The European Fund and Asset Management Association (Efama) which represents members overseeing €23tn in assets said on Thursday that investors were receiving data about fund costs and performance that were confusing and misleading following the introduction of new disclosure rules in January. Asset managers across Europe have to disclose more details about costs and charges that eat into investors’ returns under new regulations that were introduced In January.

Dozens of asset managers, however, have claimed that they expected to incur zero or even negative transaction costs when buying or selling securities as they adjust investment portfolios. European regulators view these results as “teething problems” that will be resolved as more data becomes available. Efama, however, insisted that the methodology approved by regulators for calculating transaction costs was flawed, leading to asset managers providing misleading information to investors “It is essential that these issues are fixed as soon as possible to avoid further consumer detriment,” said Peter De Proft, the director general of Efama.

He added that the “clock was ticking” and that swift action was needed by the European Commission and regulators well in advance of the formal review which is not due to begin until December 2018. “There is no time to wait. The European Commission and European Supervisory Authorities (ESAs) have an important role to play in avoiding confusion among investors and to prevent damage to the [investment fund] sector as managers adapt to the new regime,” said Mr De Proft.

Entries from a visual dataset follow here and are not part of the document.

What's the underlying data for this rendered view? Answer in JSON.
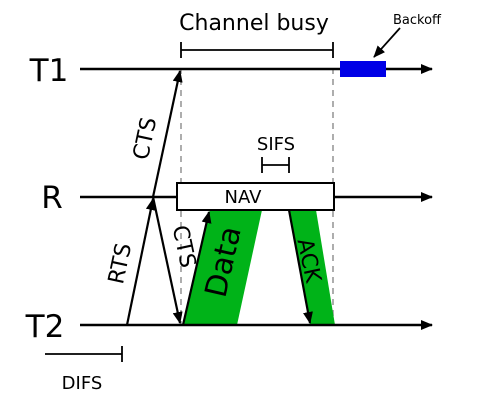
{
  "nodes": {
    "t1": "T1",
    "r": "R",
    "t2": "T2"
  },
  "labels": {
    "channel_busy": "Channel busy",
    "backoff": "Backoff",
    "sifs": "SIFS",
    "nav": "NAV",
    "difs": "DIFS"
  },
  "frames": {
    "cts_to_t1": "CTS",
    "cts_to_t2": "CTS",
    "rts": "RTS",
    "data": "Data",
    "ack": "ACK"
  },
  "colors": {
    "line": "#000000",
    "frame_fill": "#00b318",
    "backoff_fill": "#0000e6",
    "dashed": "#999999",
    "nav_fill": "#ffffff"
  }
}
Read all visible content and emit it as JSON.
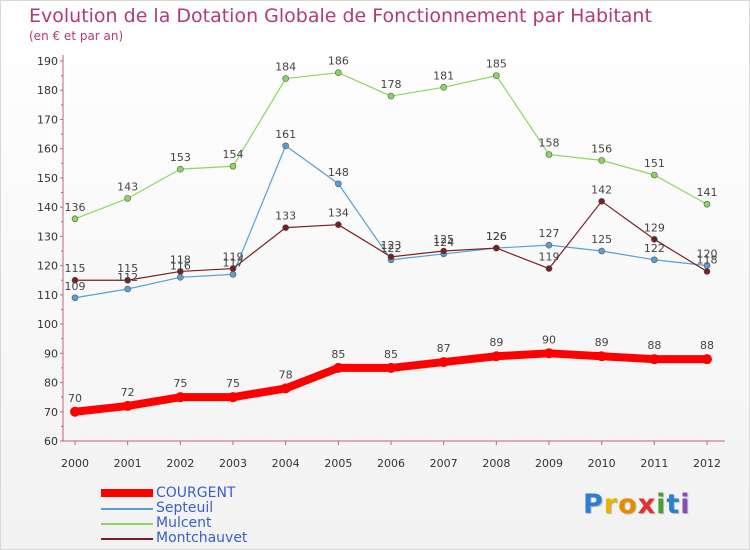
{
  "header": {
    "title": "Evolution de la Dotation Globale de Fonctionnement par Habitant",
    "subtitle": "(en € et par an)"
  },
  "brand": {
    "letters": [
      {
        "char": "P",
        "color": "#2d7fd0"
      },
      {
        "char": "r",
        "color": "#e8b400"
      },
      {
        "char": "o",
        "color": "#e88a00"
      },
      {
        "char": "x",
        "color": "#e03030"
      },
      {
        "char": "i",
        "color": "#4aa02c"
      },
      {
        "char": "t",
        "color": "#2d7fd0"
      },
      {
        "char": "i",
        "color": "#8a4ab8"
      }
    ]
  },
  "chart_data": {
    "type": "line",
    "title": "Evolution de la Dotation Globale de Fonctionnement par Habitant",
    "subtitle": "(en € et par an)",
    "x": [
      2000,
      2001,
      2002,
      2003,
      2004,
      2005,
      2006,
      2007,
      2008,
      2009,
      2010,
      2011,
      2012
    ],
    "ylim": [
      60,
      190
    ],
    "y_ticks": [
      60,
      70,
      80,
      90,
      100,
      110,
      120,
      130,
      140,
      150,
      160,
      170,
      180,
      190
    ],
    "grid": false,
    "legend_position": "bottom-left",
    "series": [
      {
        "name": "COURGENT",
        "color": "#ff0000",
        "width": 8,
        "marker": 5,
        "values": [
          70,
          72,
          75,
          75,
          78,
          85,
          85,
          87,
          89,
          90,
          89,
          88,
          88
        ],
        "labels": [
          "70",
          "72",
          "75",
          "75",
          "78",
          "85",
          "85",
          "87",
          "89",
          "90",
          "89",
          "88",
          "88"
        ]
      },
      {
        "name": "Septeuil",
        "color": "#5a9fd4",
        "width": 1.2,
        "marker": 3,
        "values": [
          109,
          112,
          116,
          117,
          161,
          148,
          122,
          124,
          126,
          127,
          125,
          122,
          120
        ],
        "labels": [
          "109",
          "112",
          "116",
          "117",
          "161",
          "148",
          "122",
          "124",
          "126",
          "127",
          "125",
          "122",
          "120"
        ]
      },
      {
        "name": "Mulcent",
        "color": "#88d860",
        "width": 1.2,
        "marker": 3,
        "values": [
          136,
          143,
          153,
          154,
          184,
          186,
          178,
          181,
          185,
          158,
          156,
          151,
          141
        ],
        "labels": [
          "136",
          "143",
          "153",
          "154",
          "184",
          "186",
          "178",
          "181",
          "185",
          "158",
          "156",
          "151",
          "141"
        ]
      },
      {
        "name": "Montchauvet",
        "color": "#7a1e24",
        "width": 1.2,
        "marker": 3,
        "values": [
          115,
          115,
          118,
          119,
          133,
          134,
          123,
          125,
          126,
          119,
          142,
          129,
          118
        ],
        "labels": [
          "115",
          "115",
          "118",
          "119",
          "133",
          "134",
          "123",
          "125",
          "126",
          "119",
          "142",
          "129",
          "118"
        ]
      }
    ]
  }
}
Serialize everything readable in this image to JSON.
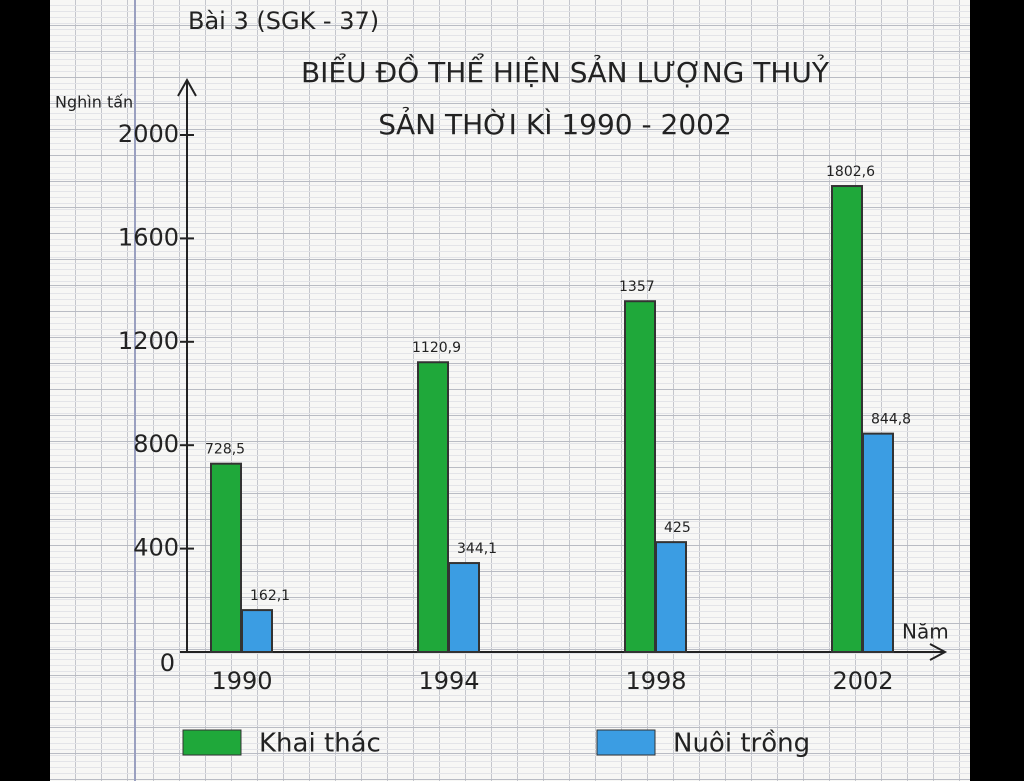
{
  "chart_data": {
    "type": "bar",
    "annotation": "Bài 3 (SGK - 37)",
    "title": [
      "BIỂU ĐỒ THỂ HIỆN SẢN LƯỢNG THUỶ",
      "SẢN THỜI KÌ 1990 - 2002"
    ],
    "y_label": "Nghìn tấn",
    "x_label": "Năm",
    "categories": [
      "1990",
      "1994",
      "1998",
      "2002"
    ],
    "series": [
      {
        "name": "Khai thác",
        "color": "#1fa83a",
        "values": [
          728.5,
          1120.9,
          1357,
          1802.6
        ],
        "value_labels": [
          "728,5",
          "1120,9",
          "1357",
          "1802,6"
        ]
      },
      {
        "name": "Nuôi trồng",
        "color": "#3b9de3",
        "values": [
          162.1,
          344.1,
          425,
          844.8
        ],
        "value_labels": [
          "162,1",
          "344,1",
          "425",
          "844,8"
        ]
      }
    ],
    "ylim": [
      0,
      2200
    ],
    "yticks": [
      0,
      400,
      800,
      1200,
      1600,
      2000
    ],
    "legend": "bottom"
  }
}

Providers of so called Priips — packaged retail and insurance-based investment products — are required under the new rules to outline a range of returns that an investment might deliver in different market conditions, instead of historic performance data. Efama complained that Priips forward looking scenarios were entirely based on the strong performance of markets over the past five years, resulting in overly optimistic projections for how these investments might perform in the future.

The UK financial regulator said this month that it had begun a review into disclosure standards following the widespread criticisms of the new Priips costs and performance data. Andrew Bailey, the chief executive of the Financial Conduct Authority, admitted this month that the introduction of the new rules had “not gone as we hoped it would and as we wanted it to.” The FCA had already said in January that it would allow investment managers to provide additional “explanatory materials” following the publication of misleadingly optimistic performance projections by some product providers. Mr De Proft said the provision of such additinal guidance was “not strictly in line” with the European regulations and furthermore that it was “questionable whether most retail investors will pay due attention to these warnings”.